PARAFRASANDO QUA E LÀ

Spaccato di varia Umanità, interpretato nel segno del buon senso, della propositiva ironia, del fare "Pro", giammai del fare "Contro".

Parlare di “Onda lunga” non è sempre uno slogan e neppure uno stereotipo comunicazionale: è, nella fattispecie, l’esito di modelli di riferimenti, evidentemente non del tutto corretti, né adeguati e funzionali, che hanno segnato, nell’ultimo ventennio, l’impianto delle agenzie formative e della comunicazione.

Ma, di quale “fattispecie” si parla? A cosa si allude? Ebbene, la “fattispecie” è quella della graduale induzione di paradigmi di comportamento culturale e formativo che hanno privilegiato modelli formativi e di studio piuttosto “liquidi” (di importazione da mondi e contesti che semplicisticamente si annoverano tra quelli “anglo-sassoni”) rispetto alle più consolidate strutturazioni cui la migliore “scolastica” italiana aveva attribuito, nel corso del tempo,  valore ed autorevolezza. Oggi, i media denunciano, ridondandone la significanza a diversi livelli, l’inadeguatezza della conoscenza della lingua italiana che connota giovani e meno giovani, segnando il passo di costoro verso una grigia prospettiva di “ignoranza di ritorno” improntata soprattutto sull’approccio assai modesto che generalmente connota l’approccio di percentuali sempre più rilevati di persone nei confronti della conoscenza di base della lingua italiana. Ebbene, arriviamo al concetto di “Onda lunga”: trattasi della ricaduta, a lungo termine, dell’erosione dei modelli di divulgazione e formazione di tipo “scolastico”, appartenenti alla migliore tradizione italiana, che sono stati sistematicamente sostituiti con modelli evidentemente poco utili, né tanto efficaci se, il termine dei rapporti, è quello dell’apprezzamento quali/quantitativo delle competenze linguistiche mediamente riscontrabili!
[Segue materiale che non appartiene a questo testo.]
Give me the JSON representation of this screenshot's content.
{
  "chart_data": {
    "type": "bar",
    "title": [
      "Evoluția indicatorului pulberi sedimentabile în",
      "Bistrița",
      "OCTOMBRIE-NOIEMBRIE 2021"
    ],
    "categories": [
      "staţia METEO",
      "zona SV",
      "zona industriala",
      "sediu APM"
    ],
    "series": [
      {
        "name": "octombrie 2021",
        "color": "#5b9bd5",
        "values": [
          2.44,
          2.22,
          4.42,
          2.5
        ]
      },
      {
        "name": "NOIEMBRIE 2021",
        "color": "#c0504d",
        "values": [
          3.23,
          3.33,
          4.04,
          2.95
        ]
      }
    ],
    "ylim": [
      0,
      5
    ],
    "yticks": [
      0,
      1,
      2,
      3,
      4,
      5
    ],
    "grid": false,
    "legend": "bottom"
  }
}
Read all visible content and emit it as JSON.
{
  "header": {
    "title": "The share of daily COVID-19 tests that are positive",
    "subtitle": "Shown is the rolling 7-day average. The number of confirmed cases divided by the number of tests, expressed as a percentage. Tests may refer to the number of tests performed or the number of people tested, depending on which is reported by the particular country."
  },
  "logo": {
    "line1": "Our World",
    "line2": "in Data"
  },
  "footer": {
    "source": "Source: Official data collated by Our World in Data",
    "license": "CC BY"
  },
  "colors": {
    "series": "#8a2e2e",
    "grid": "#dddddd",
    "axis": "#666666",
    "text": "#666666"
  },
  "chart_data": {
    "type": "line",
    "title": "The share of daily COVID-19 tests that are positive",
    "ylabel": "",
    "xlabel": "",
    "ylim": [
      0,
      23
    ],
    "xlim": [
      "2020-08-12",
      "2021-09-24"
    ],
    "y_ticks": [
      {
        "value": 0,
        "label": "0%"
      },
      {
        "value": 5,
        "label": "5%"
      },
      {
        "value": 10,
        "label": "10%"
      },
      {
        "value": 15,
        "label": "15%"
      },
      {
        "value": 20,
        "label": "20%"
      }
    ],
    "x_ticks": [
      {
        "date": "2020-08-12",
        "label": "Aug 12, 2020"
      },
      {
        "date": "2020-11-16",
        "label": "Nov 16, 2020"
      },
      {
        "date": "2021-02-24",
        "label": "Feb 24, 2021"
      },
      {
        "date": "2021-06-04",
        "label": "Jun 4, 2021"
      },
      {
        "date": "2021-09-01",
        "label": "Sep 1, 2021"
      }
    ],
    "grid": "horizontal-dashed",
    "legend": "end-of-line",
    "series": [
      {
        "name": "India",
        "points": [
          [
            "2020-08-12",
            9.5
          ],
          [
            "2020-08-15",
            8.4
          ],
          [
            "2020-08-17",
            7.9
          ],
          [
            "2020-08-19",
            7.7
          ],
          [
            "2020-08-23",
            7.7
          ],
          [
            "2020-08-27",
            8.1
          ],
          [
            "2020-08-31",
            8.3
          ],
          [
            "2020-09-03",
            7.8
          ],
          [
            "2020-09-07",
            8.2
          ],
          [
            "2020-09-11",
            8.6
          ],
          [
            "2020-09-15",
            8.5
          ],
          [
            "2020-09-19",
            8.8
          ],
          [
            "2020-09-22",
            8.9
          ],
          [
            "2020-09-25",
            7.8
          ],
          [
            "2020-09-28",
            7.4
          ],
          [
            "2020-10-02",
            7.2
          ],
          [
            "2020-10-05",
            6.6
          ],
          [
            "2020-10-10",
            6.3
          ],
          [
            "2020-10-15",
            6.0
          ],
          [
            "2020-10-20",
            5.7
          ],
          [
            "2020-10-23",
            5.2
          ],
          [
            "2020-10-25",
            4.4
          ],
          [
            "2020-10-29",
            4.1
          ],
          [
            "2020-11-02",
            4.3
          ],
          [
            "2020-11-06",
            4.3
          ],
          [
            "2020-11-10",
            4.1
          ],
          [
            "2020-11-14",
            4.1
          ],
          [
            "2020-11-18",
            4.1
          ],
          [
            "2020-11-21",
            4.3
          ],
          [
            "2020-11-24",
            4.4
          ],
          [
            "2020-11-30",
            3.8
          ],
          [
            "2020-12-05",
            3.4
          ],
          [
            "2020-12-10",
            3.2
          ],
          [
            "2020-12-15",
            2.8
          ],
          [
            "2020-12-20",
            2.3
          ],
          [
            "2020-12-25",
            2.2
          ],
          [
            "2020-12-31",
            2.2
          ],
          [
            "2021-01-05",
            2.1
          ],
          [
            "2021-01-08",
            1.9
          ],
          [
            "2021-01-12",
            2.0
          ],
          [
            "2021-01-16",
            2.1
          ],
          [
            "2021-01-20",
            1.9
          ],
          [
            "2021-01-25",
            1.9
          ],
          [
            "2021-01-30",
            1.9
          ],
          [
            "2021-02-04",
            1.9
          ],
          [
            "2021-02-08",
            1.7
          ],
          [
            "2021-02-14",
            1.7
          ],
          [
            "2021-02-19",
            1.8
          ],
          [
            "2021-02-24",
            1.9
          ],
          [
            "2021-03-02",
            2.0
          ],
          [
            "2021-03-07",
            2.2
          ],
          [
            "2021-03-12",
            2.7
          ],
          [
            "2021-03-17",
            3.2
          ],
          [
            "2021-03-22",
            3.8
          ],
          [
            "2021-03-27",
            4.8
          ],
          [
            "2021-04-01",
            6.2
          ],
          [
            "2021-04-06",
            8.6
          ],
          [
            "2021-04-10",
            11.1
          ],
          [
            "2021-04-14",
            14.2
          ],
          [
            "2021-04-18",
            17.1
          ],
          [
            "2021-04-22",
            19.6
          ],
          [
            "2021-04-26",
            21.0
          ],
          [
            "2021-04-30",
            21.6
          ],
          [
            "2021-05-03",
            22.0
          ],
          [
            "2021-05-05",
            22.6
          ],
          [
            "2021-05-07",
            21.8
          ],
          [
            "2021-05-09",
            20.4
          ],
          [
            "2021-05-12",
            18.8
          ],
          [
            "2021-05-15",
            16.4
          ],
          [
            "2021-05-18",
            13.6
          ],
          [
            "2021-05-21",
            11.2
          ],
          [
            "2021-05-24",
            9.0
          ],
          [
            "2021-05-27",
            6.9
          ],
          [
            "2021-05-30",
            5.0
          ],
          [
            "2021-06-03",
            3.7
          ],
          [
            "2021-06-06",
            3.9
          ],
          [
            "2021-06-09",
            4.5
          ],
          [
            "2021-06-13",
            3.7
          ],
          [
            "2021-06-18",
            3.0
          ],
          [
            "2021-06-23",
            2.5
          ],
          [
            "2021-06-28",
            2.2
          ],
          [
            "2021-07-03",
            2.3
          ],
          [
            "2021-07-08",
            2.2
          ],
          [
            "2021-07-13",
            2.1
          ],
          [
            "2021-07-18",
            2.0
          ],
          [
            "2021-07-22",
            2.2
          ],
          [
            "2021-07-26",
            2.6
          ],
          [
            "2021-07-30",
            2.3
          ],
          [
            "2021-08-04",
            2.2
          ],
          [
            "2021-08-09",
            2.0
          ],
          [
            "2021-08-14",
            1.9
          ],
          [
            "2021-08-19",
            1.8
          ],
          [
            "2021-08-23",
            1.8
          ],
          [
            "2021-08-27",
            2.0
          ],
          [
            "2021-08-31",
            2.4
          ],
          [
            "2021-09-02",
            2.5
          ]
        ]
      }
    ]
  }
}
Tanto detto, il denunciato decadimento dei livelli di acculturizzazione e conoscenza della lingua di base da parte dei più, non è indipendente dalle recenti modalità di insegnamento della lingua italiana, proteso ormai più verso la creazione di “strutture ed architetture di metodo”, che però risultano astratte e di irrilevante significanza, mentre l’esercizio della lingua, nella prospettiva dello studio sistematico delle parti della lingua stessa e nella pratica della medesima, è via via decaduto, diventando solo “felice” ricordo di chi è consapevole della deriva in atto.

Ebbene, ecco gli esiti di tale decadimento: non più studio della grammatica e dei verbi, esecuzione di tracce di temi, riassunti e commenti scritti e orali, ricerca e memorizzazione di vocaboli per arricchire il lessico: solo abbandono dello studio lineare e sistematico della Letteratura, degli autori, dell’ Antologia e della relativa critica e l’adozione,   d’imperio, di  forme esasperate di prove strutturate, quiz, prove d’ingresso, costrutti retorici ricadenti  in imprecisabili definizioni pseudo pedagogiche dai nomi altisonanti benché di debole sostanza, ostentazione di innumerevoli descrittori che non raramente si traducono in vacuità lessicali  (Unità formativa, UDA, Compito di realtà, etc…), travisati e sminuiti nel loro autentico significato, laddove è venuto meno il concetto di “studio” quale “momento di apprendimento cognitivo individuale guidato dal Maestro”.  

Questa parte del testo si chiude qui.